When God called Abram (later named Abraham) and told him to leave his home and his family, God told him that he would become a blessing to others. More importantly, God told him that all the families of the world would be blessed through him. Imagine that. An old man from the “big city” goes off with his family to a strange and foreign land, simply because God called him to this new life.
It takes a lot of faith to turn your back on what you have believed and live in a whole new way. In a similar way, God called Paul to leave all that he had ever known to bring heretics and infidels into the family of God. He still worshiped the God of Abraham, but now realized that more than one family and race could be blessed, would be blessed, by God’s covenant.
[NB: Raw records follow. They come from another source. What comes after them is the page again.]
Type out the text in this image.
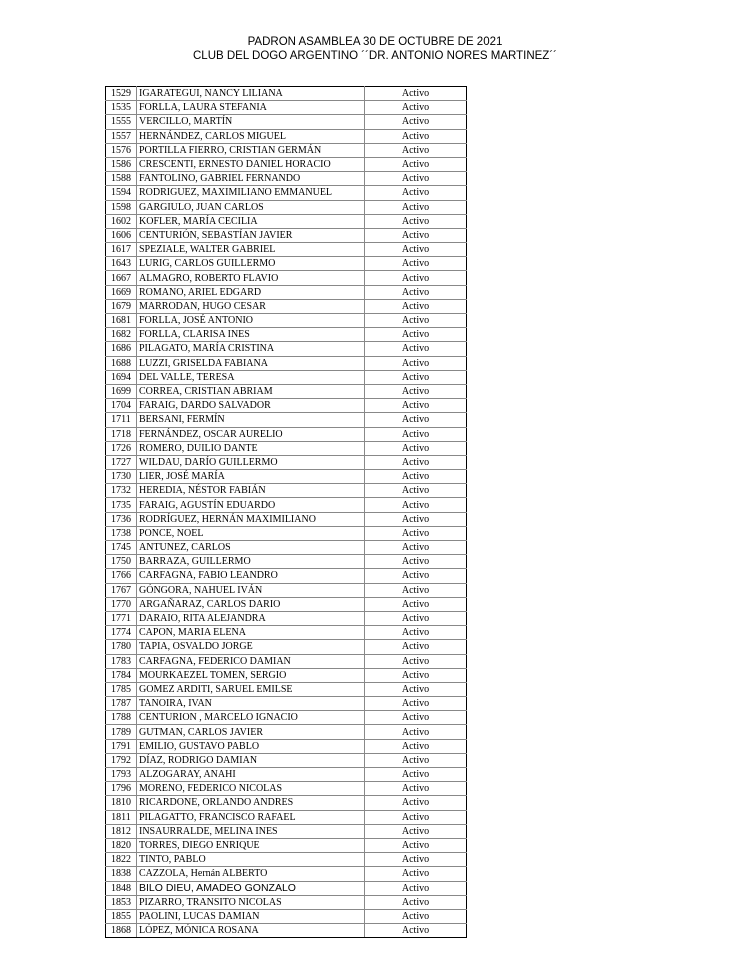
PADRON ASAMBLEA 30 DE OCTUBRE DE 2021
CLUB DEL DOGO ARGENTINO ´´DR. ANTONIO NORES MARTINEZ´´
1529	IGARATEGUI, NANCY LILIANA	Activo
1535	FORLLA, LAURA STEFANIA	Activo
1555	VERCILLO, MARTÍN	Activo
1557	HERNÁNDEZ, CARLOS MIGUEL	Activo
1576	PORTILLA FIERRO, CRISTIAN GERMÁN	Activo
1586	CRESCENTI, ERNESTO DANIEL HORACIO	Activo
1588	FANTOLINO, GABRIEL FERNANDO	Activo
1594	RODRIGUEZ, MAXIMILIANO EMMANUEL	Activo
1598	GARGIULO, JUAN CARLOS	Activo
1602	KOFLER, MARÍA CECILIA	Activo
1606	CENTURIÓN, SEBASTÍAN JAVIER	Activo
1617	SPEZIALE, WALTER GABRIEL	Activo
1643	LURIG, CARLOS GUILLERMO	Activo
1667	ALMAGRO, ROBERTO FLAVIO	Activo
1669	ROMANO, ARIEL EDGARD	Activo
1679	MARRODAN, HUGO CESAR	Activo
1681	FORLLA, JOSÉ ANTONIO	Activo
1682	FORLLA, CLARISA INES	Activo
1686	PILAGATO, MARÍA CRISTINA	Activo
1688	LUZZI, GRISELDA FABIANA	Activo
1694	DEL VALLE, TERESA	Activo
1699	CORREA, CRISTIAN ABRIAM	Activo
1704	FARAIG, DARDO SALVADOR	Activo
1711	BERSANI, FERMÍN	Activo
1718	FERNÁNDEZ, OSCAR AURELIO	Activo
1726	ROMERO, DUILIO DANTE	Activo
1727	WILDAU, DARÍO GUILLERMO	Activo
1730	LIER, JOSÉ MARÍA	Activo
1732	HEREDIA, NÉSTOR FABIÁN	Activo
1735	FARAIG, AGUSTÍN EDUARDO	Activo
1736	RODRÍGUEZ, HERNÁN MAXIMILIANO	Activo
1738	PONCE, NOEL	Activo
1745	ANTUNEZ, CARLOS	Activo
1750	BARRAZA, GUILLERMO	Activo
1766	CARFAGNA, FABIO LEANDRO	Activo
1767	GÓNGORA, NAHUEL IVÁN	Activo
1770	ARGAÑARAZ, CARLOS DARIO	Activo
1771	DARAIO, RITA ALEJANDRA	Activo
1774	CAPON, MARIA ELENA	Activo
1780	TAPIA, OSVALDO JORGE	Activo
1783	CARFAGNA, FEDERICO DAMIAN	Activo
1784	MOURKAEZEL TOMEN, SERGIO	Activo
1785	GOMEZ ARDITI, SARUEL EMILSE	Activo
1787	TANOIRA, IVAN	Activo
1788	CENTURION , MARCELO IGNACIO	Activo
1789	GUTMAN, CARLOS JAVIER	Activo
1791	EMILIO, GUSTAVO PABLO	Activo
1792	DÍAZ, RODRIGO DAMIAN	Activo
1793	ALZOGARAY, ANAHI	Activo
1796	MORENO, FEDERICO NICOLAS	Activo
1810	RICARDONE, ORLANDO ANDRES	Activo
1811	PILAGATTO, FRANCISCO RAFAEL	Activo
1812	INSAURRALDE, MELINA INES	Activo
1820	TORRES, DIEGO ENRIQUE	Activo
1822	TINTO, PABLO	Activo
1838	CAZZOLA, Hernán ALBERTO	Activo
1848	BILO DIEU, AMADEO GONZALO	Activo
1853	PIZARRO, TRANSITO NICOLAS	Activo
1855	PAOLINI, LUCAS DAMIAN	Activo
1868	LÓPEZ, MÓNICA ROSANA	Activo
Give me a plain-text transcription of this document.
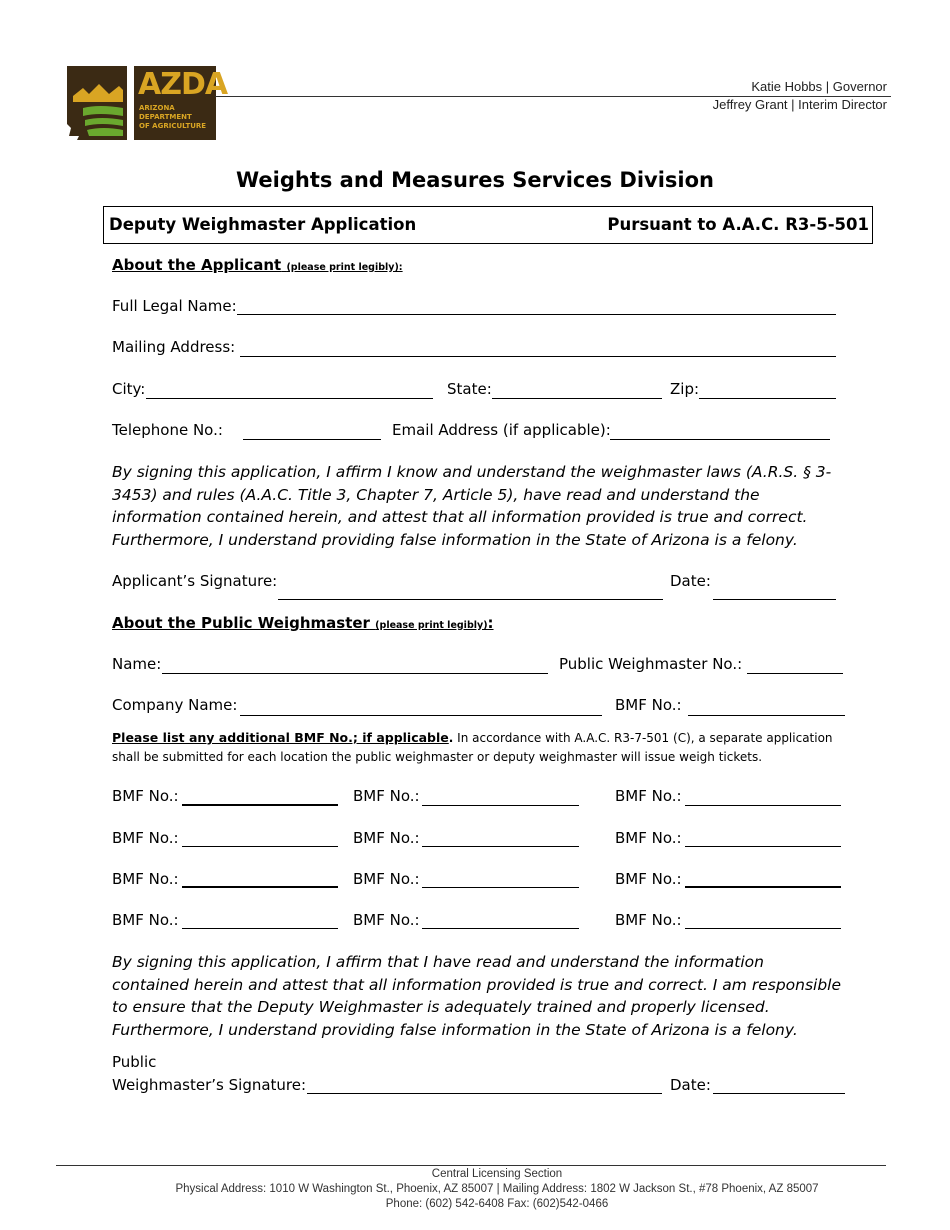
AZDA
ARIZONA
DEPARTMENT
OF AGRICULTURE
Katie Hobbs | Governor
Jeffrey Grant | Interim Director
Weights and Measures Services Division
Deputy Weighmaster Application	Pursuant to A.A.C. R3-5-501
About the Applicant (please print legibly):
Full Legal Name:
Mailing Address:
City:	State:	Zip:
Telephone No.:	Email Address (if applicable):
By signing this application, I affirm I know and understand the weighmaster laws (A.R.S. § 3-3453) and rules (A.A.C. Title 3, Chapter 7, Article 5), have read and understand the information contained herein, and attest that all information provided is true and correct. Furthermore, I understand providing false information in the State of Arizona is a felony.
Applicant’s Signature:	Date:
About the Public Weighmaster (please print legibly):
Name:	Public Weighmaster No.:
Company Name:	BMF No.:
Please list any additional BMF No.; if applicable. In accordance with A.A.C. R3-7-501 (C), a separate application shall be submitted for each location the public weighmaster or deputy weighmaster will issue weigh tickets.
BMF No.:	BMF No.:	BMF No.:
BMF No.:	BMF No.:	BMF No.:
BMF No.:	BMF No.:	BMF No.:
BMF No.:	BMF No.:	BMF No.:
By signing this application, I affirm that I have read and understand the information contained herein and attest that all information provided is true and correct. I am responsible to ensure that the Deputy Weighmaster is adequately trained and properly licensed. Furthermore, I understand providing false information in the State of Arizona is a felony.
Public
Weighmaster’s Signature:	Date:
Central Licensing Section
Physical Address: 1010 W Washington St., Phoenix, AZ 85007 | Mailing Address: 1802 W Jackson St., #78 Phoenix, AZ 85007
Phone: (602) 542-6408 Fax: (602)542-0466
And, as he wrote to these new Churches around the Mediterranean Sea, he began each letter in the same way.
He reminded each new Christian of the grace and peace they had received. Then he told them to share those gifts with others. In Paul’s mind, the Church (Ekklesia) has been called by God to continue the work God had given to Abraham and the Jewish people. The Church is charged with the mission to share God’s blessings with all nations and families of the world. But how can it do that? Just what is God asking of us?
God’s grace invites us into His peace even when, perhaps especially when, we don’t deserve it. And His peace reminds us that the most important thing we can do is to be who He has created us to be, and to recognize that everyone we meet is also created and loved by God. Paul writes to these Churches affirming God’s love for them, even though he once believed that these were not God’s people. Against his will, God called him to engage with them, to call them brothers and sisters.
Like Abraham and Paul, the Church today is living in a world engaged in war on many fronts. Perhaps this Lenten season we can meditate on how God might be calling us to be peacemakers? Consider it, then pass it on.